Used Trimmomatic to remove adaptor content and filter out low quality reads...

$ java -jar trimmomatic-0.38.jar PE -phred33 FJ1_R1.fastq.gz FJ1_R2.fastq.gz FJ1_for_paired.fq.gz FJ1_for_unpaired.fq.gz FJ1_rev_paired.fq.gz FJ1_rev_unpaired.fq.gz ILLUMINACLIP:TruSeq3-PE-2.fa:2:30:10 LEADING:20 TRAILING:20 SLIDINGWINDOW:4:20 MINLEN:100

The paired forward and reverse reads were imported into qiime2 (qiime2-2018.4)

$ qiime tools import --type 'SampleData[PairedEndSequencesWithQuality]' --input-path jar_manifest.csv --output-path raw_imports/jar-raw.qza --source-format PairedEndFastqManifestPhred33

Quality visualization of the imported raw reads with qiime tools...

Further, DADA2 was used for denoising with two different truncation values...

trunc-len-f 200 and trunc-len-r 175

$ qiime dada2 denoise-paired --i-demultiplexed-seqs jar-raw.qza --p-trunc-len-f 200 --p-trunc-len-r 175 --p-chimera-method pooled --p-n-threads 8 --o-representative-sequences denoise/jar_rep-seqs.qza --o-table denoise/jar_table.qza --o-denoising-stats denoise/jar_stats.qza --verbose

Output is jar_table.qzv (366.8 KB)
Total features: 1342
Total frequency: 831,346

No truncation, as the quality was comparatively better:

$ qiime dada2 denoise-paired --i-demultiplexed-seqs jar-raw.qza --p-trunc-len-f 0 --p-trunc-len-r 0 --p-chimera-method pooled --p-n-threads 8 --o-representative-sequences denoise/jar-untr_rep-seqs.qza --o-table denoise/jar-untr_table.qza --o-denoising-stats denoise/jar-untr_stats.qza --verbose

Output is jar-untr_table.qzv (339.3 KB)
Total features: 699
Total frequencies: 2,428,146

I understood from this topic that the changes in total features and frequencies are based on the probability of finding the error-free reads...

Now my questions are...

Is the workflow correct?
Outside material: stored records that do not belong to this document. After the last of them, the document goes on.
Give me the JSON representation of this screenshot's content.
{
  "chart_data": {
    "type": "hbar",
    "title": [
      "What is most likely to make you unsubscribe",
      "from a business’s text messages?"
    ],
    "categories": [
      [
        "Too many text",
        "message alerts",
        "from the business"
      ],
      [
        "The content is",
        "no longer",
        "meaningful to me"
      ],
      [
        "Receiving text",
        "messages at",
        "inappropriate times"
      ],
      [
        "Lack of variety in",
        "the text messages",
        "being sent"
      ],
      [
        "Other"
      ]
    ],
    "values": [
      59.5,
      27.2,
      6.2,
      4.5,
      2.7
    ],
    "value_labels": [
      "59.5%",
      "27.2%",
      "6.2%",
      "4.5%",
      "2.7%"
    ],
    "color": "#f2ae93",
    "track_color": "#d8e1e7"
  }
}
Using trimmomatic prior to denoising?
Does the MINLEN parameter of Trimmomatic effect the total output of the reads? Do I need to increase it to ~175 (end of good quality in reverse reads)?
DADA2: As it is clear that truncation is required, are the values used for truncation appropriate?
Do I still need to truncate the reverse reads? (I can run it and check, but, with the computational resources availble here, it is taking a minimum of 72 hrs to complete the denoising for this dataset)
Whether I need to trim the 5` end of the reverse reads?
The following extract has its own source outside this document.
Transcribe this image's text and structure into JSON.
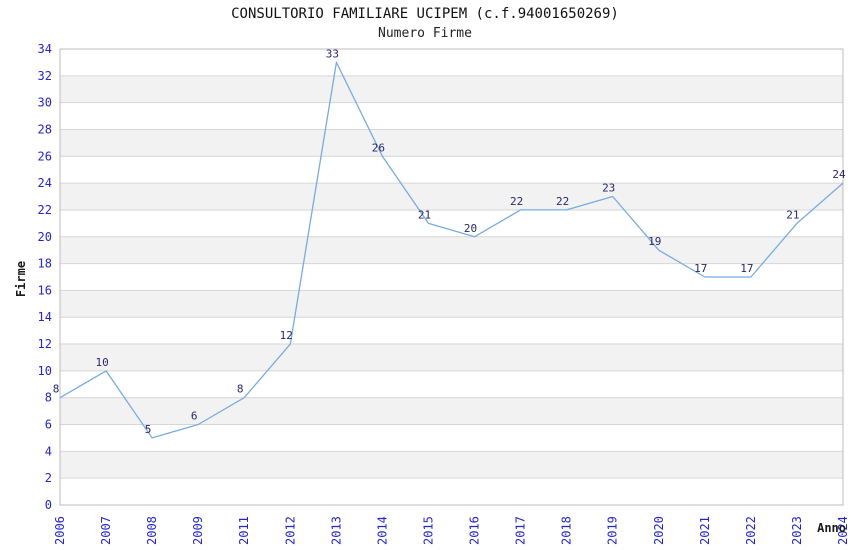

Thank you for your time...

With Regards
Anwesh

thermokarst · June 4, 2018, 10:42pm

Hi @anwesh!

I know you mentioned computational resources are limited, but maybe it is worth processing a subset of your samples with and without this trimmomatic step so that you can compare the results.

I don't know, we don't develop trimmomatic, but I suspect that this parameter does impact the final number of reads.

They look reasonable to me, but again, maybe it is worth testing out a few sets of values on a subset of samples and comparing the results.

It looks like you truncated your reverse reads in example 1 above.

Maybe! Again, I would recommend testing this out on a subset of your samples to get an understanding for how these parameters will impact your downstream results.

Hope that helps! :qiime2:

system · July 7, 2018, 11:41am

This topic was automatically closed 31 days after the last reply. New replies are no longer allowed.